Friday 2 February 2007

Anna Cropper - obituary.

Anna Cropper, actress: born Brierfield, Lancashire 13 May 1938; married William Roache (marriage dissolved 1974; one son, one daughter); died Tangmere, West Sussex 22 January 2007.

The actress Anna Cropper was a commanding presence in challenging television plays of the 1960s and 1970s, most shockingly as the young schizophrenic, Kate Winter, in the writer David Mercer's In Two Minds.

Born in Brierfield, Lancashire, in 1938, Cropper was the daughter of Jack, a dentist, and Margaret, a keen actress and director in amateur dramatics, from whom she gained a love of theatre. She trained at the Central School of Speech and Drama, in London, and, after repertory experience in Nottingham, was soon making her mark in television plays at the cutting edge of the revolution that was taking place in the arts.

Over the years, she also popped up in soapy roles. While married to William Roache, who plays Ken Barlow in Coronation Street, she appeared in three episodes of the serial as Joan Akers (1962), a disturbed woman who, after the trauma of her own baby's death, kidnapped Harry and Concepta Hewitt's new-born son, Christopher. The drama brought the serial its biggest audiences since its inception two years earlier - more than 20 million viewers.

Later, she played Mrs Laker in the daytime marriage-guidance counsellors serial Couples (1975-76), Nan Wheeler, who nursed farmer Tad Ryland's sick wife, Bella, in Emmerdale (1976) and the matriarch Margaret Castle in the family saga Castles (1995).

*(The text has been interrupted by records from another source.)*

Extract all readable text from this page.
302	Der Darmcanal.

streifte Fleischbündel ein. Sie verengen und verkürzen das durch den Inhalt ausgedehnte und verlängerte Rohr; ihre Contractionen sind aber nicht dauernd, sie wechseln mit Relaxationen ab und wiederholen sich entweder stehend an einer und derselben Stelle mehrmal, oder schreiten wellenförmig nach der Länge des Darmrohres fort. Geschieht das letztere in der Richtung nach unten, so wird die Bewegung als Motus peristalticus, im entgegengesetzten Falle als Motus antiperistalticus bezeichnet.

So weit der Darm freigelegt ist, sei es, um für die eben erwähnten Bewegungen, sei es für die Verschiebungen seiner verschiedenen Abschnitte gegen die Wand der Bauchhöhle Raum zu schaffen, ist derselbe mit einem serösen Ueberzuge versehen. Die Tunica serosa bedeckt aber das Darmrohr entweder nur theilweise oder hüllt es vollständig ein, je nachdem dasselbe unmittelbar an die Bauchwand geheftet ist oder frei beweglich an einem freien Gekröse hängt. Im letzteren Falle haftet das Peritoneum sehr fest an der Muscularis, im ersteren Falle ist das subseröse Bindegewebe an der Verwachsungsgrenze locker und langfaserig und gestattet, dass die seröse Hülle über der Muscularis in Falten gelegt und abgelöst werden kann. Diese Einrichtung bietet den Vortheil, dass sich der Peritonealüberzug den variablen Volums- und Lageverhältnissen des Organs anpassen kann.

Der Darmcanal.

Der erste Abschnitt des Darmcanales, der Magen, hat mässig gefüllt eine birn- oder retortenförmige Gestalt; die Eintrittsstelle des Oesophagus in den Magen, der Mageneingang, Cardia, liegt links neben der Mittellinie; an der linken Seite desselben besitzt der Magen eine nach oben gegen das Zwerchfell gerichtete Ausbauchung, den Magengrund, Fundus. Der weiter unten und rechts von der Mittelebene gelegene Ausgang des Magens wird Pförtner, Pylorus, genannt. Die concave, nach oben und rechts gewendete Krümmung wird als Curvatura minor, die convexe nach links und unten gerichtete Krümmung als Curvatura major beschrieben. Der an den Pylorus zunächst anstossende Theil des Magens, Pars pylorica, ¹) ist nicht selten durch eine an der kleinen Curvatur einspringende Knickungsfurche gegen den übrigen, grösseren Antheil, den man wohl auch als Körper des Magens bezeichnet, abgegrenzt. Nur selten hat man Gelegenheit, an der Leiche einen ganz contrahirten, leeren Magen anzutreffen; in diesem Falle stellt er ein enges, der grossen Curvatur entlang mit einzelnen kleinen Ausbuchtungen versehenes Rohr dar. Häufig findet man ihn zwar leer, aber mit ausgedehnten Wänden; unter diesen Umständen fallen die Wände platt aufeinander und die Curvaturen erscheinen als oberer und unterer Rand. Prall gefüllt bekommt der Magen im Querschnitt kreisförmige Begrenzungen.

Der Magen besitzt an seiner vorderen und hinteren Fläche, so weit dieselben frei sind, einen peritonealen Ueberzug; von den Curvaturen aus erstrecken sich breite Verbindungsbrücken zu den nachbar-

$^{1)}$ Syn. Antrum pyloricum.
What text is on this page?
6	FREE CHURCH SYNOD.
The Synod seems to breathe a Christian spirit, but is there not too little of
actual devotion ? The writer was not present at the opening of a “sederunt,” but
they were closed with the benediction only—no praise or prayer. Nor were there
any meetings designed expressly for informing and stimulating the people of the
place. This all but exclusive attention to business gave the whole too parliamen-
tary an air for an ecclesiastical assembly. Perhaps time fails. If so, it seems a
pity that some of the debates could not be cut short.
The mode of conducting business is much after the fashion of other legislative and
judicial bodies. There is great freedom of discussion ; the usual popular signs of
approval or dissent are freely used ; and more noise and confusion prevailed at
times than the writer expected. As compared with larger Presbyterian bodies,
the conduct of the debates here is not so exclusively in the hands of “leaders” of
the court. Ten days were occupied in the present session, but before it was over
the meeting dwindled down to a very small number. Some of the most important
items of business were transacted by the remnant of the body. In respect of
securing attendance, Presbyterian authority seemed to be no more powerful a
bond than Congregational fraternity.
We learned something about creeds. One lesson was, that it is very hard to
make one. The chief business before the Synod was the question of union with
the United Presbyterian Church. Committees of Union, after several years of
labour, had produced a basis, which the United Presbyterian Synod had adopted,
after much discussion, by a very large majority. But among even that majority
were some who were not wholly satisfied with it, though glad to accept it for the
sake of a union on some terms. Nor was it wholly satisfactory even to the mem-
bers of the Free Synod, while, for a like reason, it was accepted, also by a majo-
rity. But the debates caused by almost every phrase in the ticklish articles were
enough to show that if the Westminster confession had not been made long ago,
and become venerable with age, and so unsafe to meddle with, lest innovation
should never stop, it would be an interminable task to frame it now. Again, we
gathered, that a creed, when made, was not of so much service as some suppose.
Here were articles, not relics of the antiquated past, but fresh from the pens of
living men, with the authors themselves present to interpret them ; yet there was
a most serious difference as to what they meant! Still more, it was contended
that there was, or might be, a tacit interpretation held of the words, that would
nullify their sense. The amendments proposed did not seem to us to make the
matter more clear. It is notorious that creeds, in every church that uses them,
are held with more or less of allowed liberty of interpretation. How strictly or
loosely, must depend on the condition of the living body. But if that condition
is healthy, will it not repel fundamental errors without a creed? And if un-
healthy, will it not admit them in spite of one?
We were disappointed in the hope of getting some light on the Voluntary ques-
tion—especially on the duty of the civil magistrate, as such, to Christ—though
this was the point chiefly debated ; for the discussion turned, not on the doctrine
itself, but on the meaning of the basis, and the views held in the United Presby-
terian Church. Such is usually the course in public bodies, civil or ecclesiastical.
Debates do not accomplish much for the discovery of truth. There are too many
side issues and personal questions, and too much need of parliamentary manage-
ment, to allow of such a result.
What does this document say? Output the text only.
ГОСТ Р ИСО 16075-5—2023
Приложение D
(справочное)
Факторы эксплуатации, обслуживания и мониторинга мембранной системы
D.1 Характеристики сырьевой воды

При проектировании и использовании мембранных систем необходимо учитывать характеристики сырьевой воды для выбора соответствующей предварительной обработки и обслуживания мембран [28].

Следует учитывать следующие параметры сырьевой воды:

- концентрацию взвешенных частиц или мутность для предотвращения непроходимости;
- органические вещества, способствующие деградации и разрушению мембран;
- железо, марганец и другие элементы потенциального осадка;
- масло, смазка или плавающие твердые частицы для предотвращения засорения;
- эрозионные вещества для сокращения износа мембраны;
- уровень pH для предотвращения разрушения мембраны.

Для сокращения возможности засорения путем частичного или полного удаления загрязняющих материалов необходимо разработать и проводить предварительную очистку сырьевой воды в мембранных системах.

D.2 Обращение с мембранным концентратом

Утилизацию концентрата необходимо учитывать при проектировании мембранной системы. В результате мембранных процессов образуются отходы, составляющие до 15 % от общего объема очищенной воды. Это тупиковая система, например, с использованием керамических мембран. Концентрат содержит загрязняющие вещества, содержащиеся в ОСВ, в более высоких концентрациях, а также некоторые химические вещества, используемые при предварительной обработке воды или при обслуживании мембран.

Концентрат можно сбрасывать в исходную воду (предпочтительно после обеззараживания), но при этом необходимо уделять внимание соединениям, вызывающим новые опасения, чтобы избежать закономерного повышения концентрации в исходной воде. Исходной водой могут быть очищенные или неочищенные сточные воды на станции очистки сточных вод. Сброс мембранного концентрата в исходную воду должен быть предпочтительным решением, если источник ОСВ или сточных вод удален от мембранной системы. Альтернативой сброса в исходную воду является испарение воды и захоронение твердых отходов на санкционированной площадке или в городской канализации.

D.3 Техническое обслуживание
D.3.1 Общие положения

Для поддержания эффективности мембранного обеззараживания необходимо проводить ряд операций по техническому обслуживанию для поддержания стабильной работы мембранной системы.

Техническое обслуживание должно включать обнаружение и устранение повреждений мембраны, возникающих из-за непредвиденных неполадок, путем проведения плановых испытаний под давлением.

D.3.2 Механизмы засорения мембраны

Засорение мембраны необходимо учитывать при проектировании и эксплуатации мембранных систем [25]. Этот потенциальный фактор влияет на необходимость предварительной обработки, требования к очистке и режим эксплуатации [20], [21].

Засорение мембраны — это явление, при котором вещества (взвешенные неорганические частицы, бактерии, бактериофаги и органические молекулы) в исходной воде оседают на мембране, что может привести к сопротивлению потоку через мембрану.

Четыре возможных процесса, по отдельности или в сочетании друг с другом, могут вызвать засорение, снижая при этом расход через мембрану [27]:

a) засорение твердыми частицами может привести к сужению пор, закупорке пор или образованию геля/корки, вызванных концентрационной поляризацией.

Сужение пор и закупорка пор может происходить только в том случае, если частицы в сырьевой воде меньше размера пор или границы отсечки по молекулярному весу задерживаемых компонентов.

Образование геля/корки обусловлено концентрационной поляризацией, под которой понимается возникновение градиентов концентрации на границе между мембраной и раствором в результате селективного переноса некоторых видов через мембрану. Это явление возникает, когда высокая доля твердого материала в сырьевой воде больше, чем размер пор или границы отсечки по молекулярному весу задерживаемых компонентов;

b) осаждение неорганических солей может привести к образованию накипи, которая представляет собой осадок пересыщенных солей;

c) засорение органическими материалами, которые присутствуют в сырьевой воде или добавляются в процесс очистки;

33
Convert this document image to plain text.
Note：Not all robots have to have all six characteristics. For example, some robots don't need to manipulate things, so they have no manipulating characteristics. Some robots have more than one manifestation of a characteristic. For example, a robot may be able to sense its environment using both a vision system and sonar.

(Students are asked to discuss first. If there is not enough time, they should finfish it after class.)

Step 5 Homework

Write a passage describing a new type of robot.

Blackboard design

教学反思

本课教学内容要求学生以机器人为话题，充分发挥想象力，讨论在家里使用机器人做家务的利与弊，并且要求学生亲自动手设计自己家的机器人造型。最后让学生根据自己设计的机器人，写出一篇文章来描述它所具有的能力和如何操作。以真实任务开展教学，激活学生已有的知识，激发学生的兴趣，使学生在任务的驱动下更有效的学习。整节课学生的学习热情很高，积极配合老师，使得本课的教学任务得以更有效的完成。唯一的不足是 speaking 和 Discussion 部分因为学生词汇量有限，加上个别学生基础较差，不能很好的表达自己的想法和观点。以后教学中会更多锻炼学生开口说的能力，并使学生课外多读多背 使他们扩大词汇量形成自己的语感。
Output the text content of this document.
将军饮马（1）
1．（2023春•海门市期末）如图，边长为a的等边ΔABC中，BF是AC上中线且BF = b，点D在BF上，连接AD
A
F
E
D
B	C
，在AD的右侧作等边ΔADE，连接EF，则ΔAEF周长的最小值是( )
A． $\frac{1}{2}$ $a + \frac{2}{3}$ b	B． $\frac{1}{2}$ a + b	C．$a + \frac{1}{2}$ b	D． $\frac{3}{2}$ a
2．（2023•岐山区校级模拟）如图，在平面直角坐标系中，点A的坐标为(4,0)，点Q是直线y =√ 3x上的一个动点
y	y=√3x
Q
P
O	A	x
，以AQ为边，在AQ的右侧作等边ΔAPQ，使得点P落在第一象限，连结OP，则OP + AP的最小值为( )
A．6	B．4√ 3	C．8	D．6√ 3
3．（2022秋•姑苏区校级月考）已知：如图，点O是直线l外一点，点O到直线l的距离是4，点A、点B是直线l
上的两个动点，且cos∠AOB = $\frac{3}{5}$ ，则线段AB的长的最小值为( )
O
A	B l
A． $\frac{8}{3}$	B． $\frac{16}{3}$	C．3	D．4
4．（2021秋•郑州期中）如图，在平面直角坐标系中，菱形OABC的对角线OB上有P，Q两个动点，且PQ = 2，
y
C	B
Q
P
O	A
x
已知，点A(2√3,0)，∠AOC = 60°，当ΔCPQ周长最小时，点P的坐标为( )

Cropper was frequently in demand to act in BBC radio plays and she appeared on the West End stage in How's the World Treating You? (Wyndham's Theatre, 1966), Little Boxes (Duchess Theatre, 1968) and Separate Tables (as Miss Cooper, Apollo Theatre, 1976).

After her final screen appearance. in an episode of Midsomer Murders (1999), Cropper spent an increasing amount of time at her holiday home in Turkey. Her son with William Roache, from whom she was divorced in 1974, is the actor Linus Roache.